Uğurlu, bir yanda reform dillendirilirken diğer tarafta Alaattin Çakıcı’nın CHP Genel Başkanı Kemal Kılıçdaroğlu’nu tehdit etmesi ile Bülent Arınç’ın istifasını da değerlendirdi. Uğurlu, şu tespitlerde bulundu: Arınç’ın yaptığı açıklamalardan sonra Bahçeli’nin yaptığı hamle işin siyasetten muhatabının kim olduğu ortaya çıkardı. Yine Çakıcı’nın Kılıçdaroğlu’nun tehditlerini bu minvalde okumak gerek. Tek adam olduğu iddia edilen kişinin MHP’den ve Çakıcı’dan bağımsız bir şey yapamayacağı belli oldu. AKP, Bahçeli’nin hamlesini çok iyi okudu. Zaten ardından Arınç istifa etmek zorunda bırakıldı. Türkiye’nin evrensel hukukla bir bağı kalmamıştır. Bu çok nettir. Bu hukuksuzluğu görmemek düşünceden yoksun olmak demektir.
Bahçeli’nin AKP’ye mesajı; ‘farklı bir arayışa girme’ mesajıdır. Yine MHP, AKP’ye; ‘Öyle Avrupa’ya göz kırpmak yok, bana mahkumsun’ mesajını verdi” diye konuştu.
Bodrumda 4’lü fotoğraf
Erdoğan’ın “Kendimizi Avrupa’da görüyoruz” söylemlerine de atıfta bulunan Uğurlu, Türkiye’nin değil evrensel hukuku, kendi hukukunu bile uygulamaktan çok uzaklaştığını ifade etti. Yine iktidarın küçük ortağı olarak tanımlanan Bahçeli’nin sözlerinden sonra reform söylemlerinin rafa kaldırılması yüzlerinin nereye dönük olduğunu göstermiyor mu? AKP iktidarının yüzünü döndüğü yer Bodrum’da çekilen 4’lü fotoğraftır. Eğer çok iyi bakarlarsa o fotoğrafa 1990’lı yılardaki Tansu Çiler yönetimini görecektir. Alaattin Çakıcı’yı, Mehmet Ağar’ı, faili belli cinayetleri görecektir” diye belirtti.
Tecritin etkisi
İmralı’da PKK Lideri Abdullah Öcalan üzerindeki tecrit derinleştikçe toplum üzerindeki baskıların arttığını ifade eden Uğurlu, şunları söyledi: Kürt sorununun güvenlikçi politikalar ile çözmeye çalışan iktidar tecridi derinleştiriyor. Belki Kürdistan’da Kürtçe tabelalar indirilip belediyelere kayyımlar atanıyor, seçilmiş belediye başkanları tutuklanıp cezaevlerine konuluyor ama batıda asgari ücret en düşük seviyede tutuluyor. Vergileri artırılıyor. İşsizlik artıyor. Dolar her geçen gün artıyor. Daha çok yoksullaşıyor halk. Bunların hepsi domino taşları gibi birbirini etkileyen etmenler. Tecrit bu anlamda halkın yaşamını doğrudan veya dolayı olarak etkileyen bir durum”

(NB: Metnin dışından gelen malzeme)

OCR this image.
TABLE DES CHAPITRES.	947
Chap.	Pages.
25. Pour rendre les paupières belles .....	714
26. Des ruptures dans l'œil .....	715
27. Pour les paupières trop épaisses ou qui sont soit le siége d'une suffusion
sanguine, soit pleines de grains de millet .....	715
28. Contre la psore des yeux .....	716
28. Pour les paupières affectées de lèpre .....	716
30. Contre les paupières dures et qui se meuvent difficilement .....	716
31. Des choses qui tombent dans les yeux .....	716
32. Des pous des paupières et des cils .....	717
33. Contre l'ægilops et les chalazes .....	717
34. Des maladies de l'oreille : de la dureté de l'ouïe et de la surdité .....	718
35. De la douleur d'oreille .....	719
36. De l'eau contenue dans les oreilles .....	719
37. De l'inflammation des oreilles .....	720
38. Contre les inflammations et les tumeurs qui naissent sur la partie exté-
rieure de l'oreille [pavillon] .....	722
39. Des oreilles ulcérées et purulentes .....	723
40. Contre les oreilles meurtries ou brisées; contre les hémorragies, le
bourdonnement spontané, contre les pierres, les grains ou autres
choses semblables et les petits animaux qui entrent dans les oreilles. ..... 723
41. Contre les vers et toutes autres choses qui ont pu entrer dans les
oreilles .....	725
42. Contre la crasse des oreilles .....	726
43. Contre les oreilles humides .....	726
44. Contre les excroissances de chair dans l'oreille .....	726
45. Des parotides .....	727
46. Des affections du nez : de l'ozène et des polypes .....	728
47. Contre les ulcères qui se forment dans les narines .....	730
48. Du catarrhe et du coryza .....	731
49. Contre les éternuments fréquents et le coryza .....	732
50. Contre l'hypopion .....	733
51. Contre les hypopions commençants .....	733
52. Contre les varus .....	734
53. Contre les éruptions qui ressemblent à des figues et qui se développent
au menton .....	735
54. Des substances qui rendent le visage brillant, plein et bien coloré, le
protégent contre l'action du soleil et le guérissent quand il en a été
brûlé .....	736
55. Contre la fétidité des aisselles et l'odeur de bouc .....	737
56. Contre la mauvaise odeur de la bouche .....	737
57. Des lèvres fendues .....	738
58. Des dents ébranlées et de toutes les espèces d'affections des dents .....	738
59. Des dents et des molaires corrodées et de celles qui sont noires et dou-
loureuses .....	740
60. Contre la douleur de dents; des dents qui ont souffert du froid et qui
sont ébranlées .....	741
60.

‘Sadece tutukluların sorunu değil’
İmralı tecridine karşı başlatılan açlık grevlerini bu anlamda toplumun özgürlüğü için önemli olduğunu vurgulayan Uğurlu, devamla şunları söyledi: Toplum kendi özgürlüğü sahiplenmeli. Toplumun özgürlüğü İmralı’nın özgürlüğüyle alakalıdır. Birbirinden bağımsız değil. Şu an sadece İmralı’da mı tecrit uygulanıyor, hayır. Şu an Türkiye bir acık hava hapishanesi. Şu an bütün toplum tecrit altında. İşçilere, barolara, sivil toplum kuruluşlarına yönelik baskıların hiçbiri İmralı’dan bağımsız değil. Bunun için açlık grevlerine destek vermek gerekiyor. Bu sadece cezaevindeki tutukluların sorunu değil. Toplumun bu sese ses vererek güç vermesi gerekiyor.
‘Çözümün anahtarı İmralı’da’
İktidara; “Eğer evrensel hukuk ve kalıcı barış konusunda bir şey yapılmak isteniyorsa Avrupa Birliğine veya Biden’e mesajlar yollamaya gerek yok” diye seslenen Uğurlu, son olarak “Bunun anahtarı İmralı’dadır. Çözüm gücü İmralı’dır” şeklinde konuştu.